Yes, but it's a unicorn for a 30 sport Division I athletic program that relies on only one revenue program. As I've said in the past: "it's a school that aspires to be Penn State in one sport and Penn in 29 others." That means, in as many words, that basketball is more than fully funded (it's in the top 12-15 budgets nationally) and the others aren't, and those that aren't know their lane. Football can't get above .500 , for example, because Georgetown still expects 1200+ SATs out of the kids and there aren't a lot of impact RB's with a 3.8 GPA that want to play football without a full grant in aid, but if they go 4-8 no one is firing the coach as a result.
The entire campus, including the hospital and medical center, is 104 acres, with no room to grow. Most teams don't have facilities of their own and there is no space for practice fields, not even a surface parking lot. There are roughly 60 men's and 65 women's scholarships to go around for 780 kids because of an enrollment cap placed on the university by the DC city government, so literally any scholarship added is at the loss of a paying student, so lots of kids play without grants.
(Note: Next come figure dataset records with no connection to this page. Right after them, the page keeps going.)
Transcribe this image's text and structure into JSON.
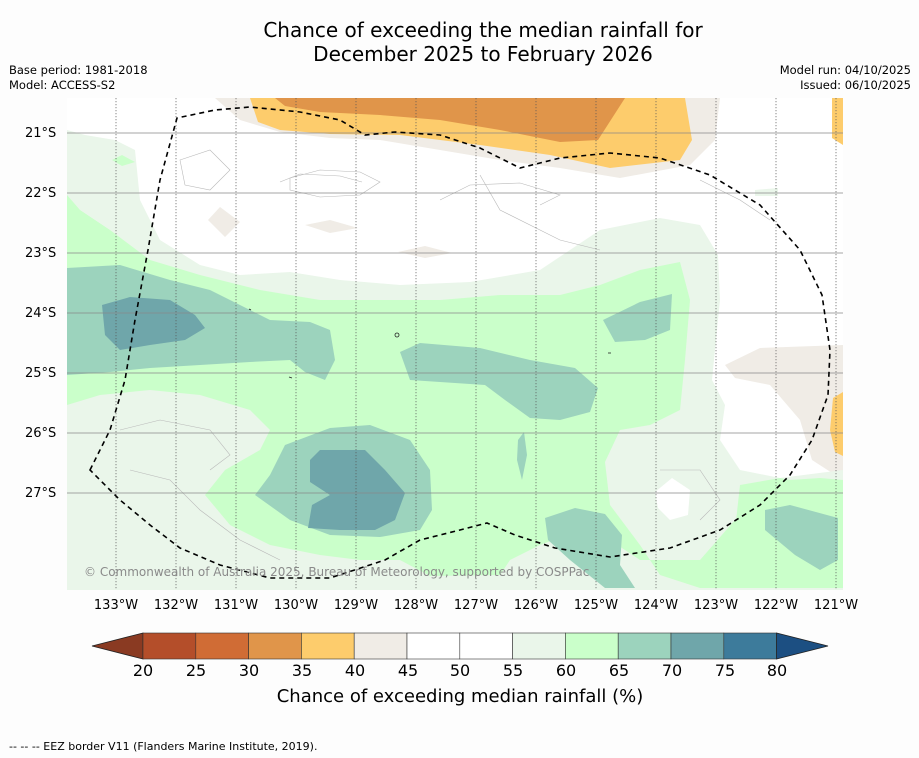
{
  "title_line1": "Chance of exceeding the median rainfall for",
  "title_line2": "December 2025 to February 2026",
  "base_period": "Base period: 1981-2018",
  "model": "Model: ACCESS-S2",
  "model_run": "Model run: 04/10/2025",
  "issued": "Issued: 06/10/2025",
  "copyright": "© Commonwealth of Australia 2025, Bureau of Meteorology, supported by COSPPac",
  "latitude_labels": [
    "21°S",
    "22°S",
    "23°S",
    "24°S",
    "25°S",
    "26°S",
    "27°S"
  ],
  "longitude_labels": [
    "133°W",
    "132°W",
    "131°W",
    "130°W",
    "129°W",
    "128°W",
    "127°W",
    "126°W",
    "125°W",
    "124°W",
    "123°W",
    "122°W",
    "121°W"
  ],
  "colorbar": {
    "ticks": [
      "20",
      "25",
      "30",
      "35",
      "40",
      "45",
      "50",
      "55",
      "60",
      "65",
      "70",
      "75",
      "80"
    ],
    "title": "Chance of exceeding median rainfall (%)",
    "colors": [
      "#b44e2a",
      "#d06c35",
      "#e0954a",
      "#fdcc6c",
      "#f0ece6",
      "#ffffff",
      "#ffffff",
      "#eaf6ea",
      "#caffca",
      "#9cd3bd",
      "#6fa6aa",
      "#3d7b9b"
    ],
    "under_color": "#8a3a22",
    "over_color": "#1c4f82"
  },
  "footnote": "--  --  -- EEZ border V11 (Flanders Marine Institute, 2019)."
}
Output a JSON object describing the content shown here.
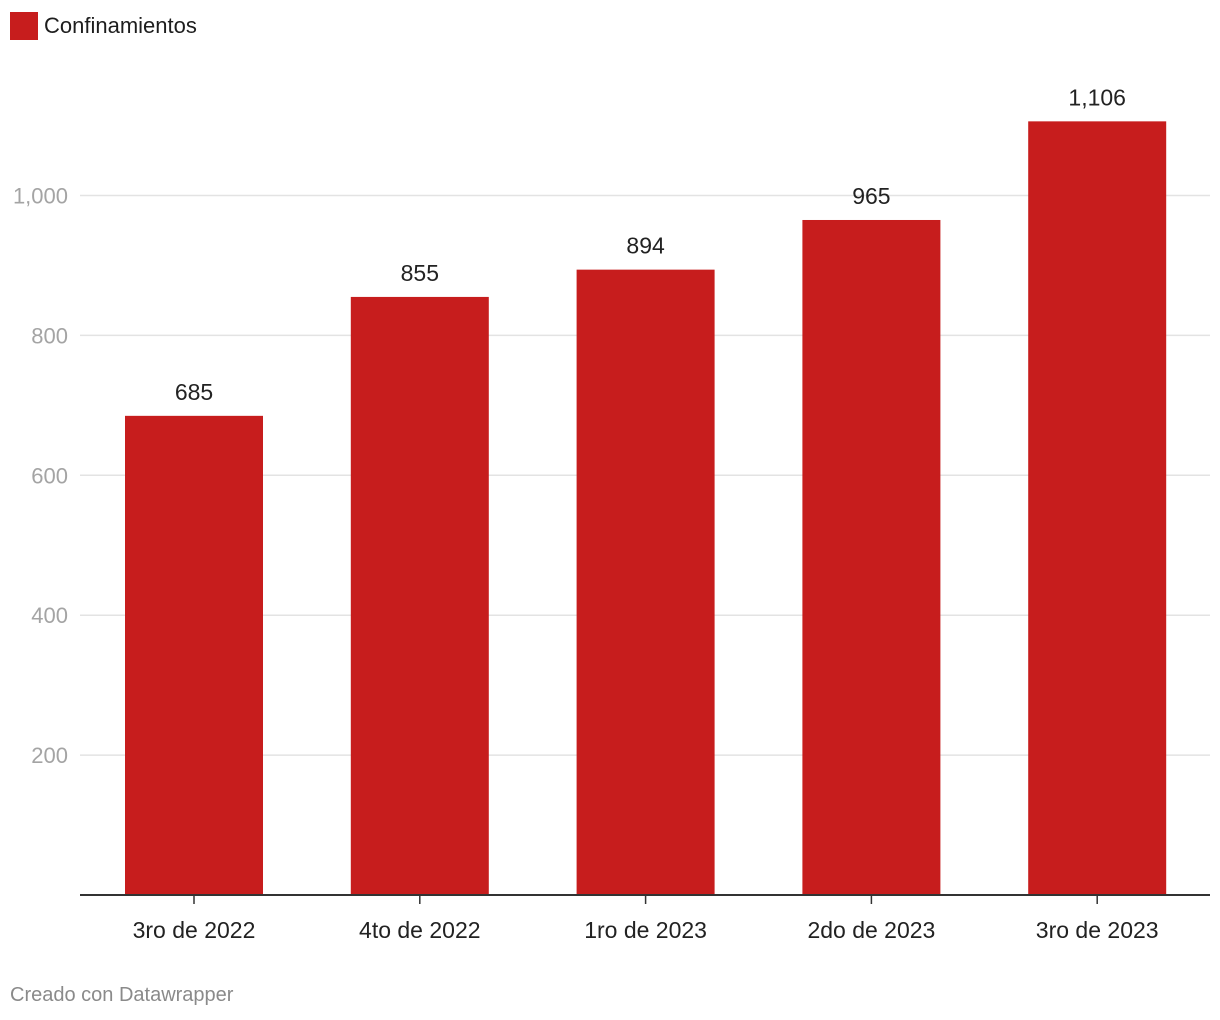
{
  "legend": {
    "label": "Confinamientos",
    "color": "#c71d1d"
  },
  "footer": {
    "credit": "Creado con Datawrapper"
  },
  "chart_data": {
    "type": "bar",
    "categories": [
      "3ro de 2022",
      "4to de 2022",
      "1ro de 2023",
      "2do de 2023",
      "3ro de 2023"
    ],
    "series": [
      {
        "name": "Confinamientos",
        "values": [
          685,
          855,
          894,
          965,
          1106
        ]
      }
    ],
    "value_labels": [
      "685",
      "855",
      "894",
      "965",
      "1,106"
    ],
    "title": "",
    "xlabel": "",
    "ylabel": "",
    "ylim": [
      0,
      1150
    ],
    "yticks": [
      200,
      400,
      600,
      800,
      1000
    ],
    "ytick_labels": [
      "200",
      "400",
      "600",
      "800",
      "1,000"
    ],
    "grid": true,
    "legend_position": "top-left",
    "bar_color": "#c71d1d"
  }
}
Despite the hurdles, Georgetown is competitive in nearly every Big East sport except men's and women's basketball, with strong programs in soccer, lacrosse, swimming, track, rowing, and on a good day, even baseball. The graduation rates outside basketball are uniformly 90% or higher and with legitimate majors to do so. About one in nine undergraduate students play on a team.
Georgetown's president of the past 25 years had to step down after a stroke and a new president takes over in July. The new president has no prior connection whatsoever to Georgetown (Cornell '94, Yale Law '99) nor the basketball program, as his predecessor was involved in the program dating back to his days as an Georgetown undergraduate in the mid-1970s. That can be an opportunity as well as a challenge to a basketball program that has been able to do things its way for a very long time.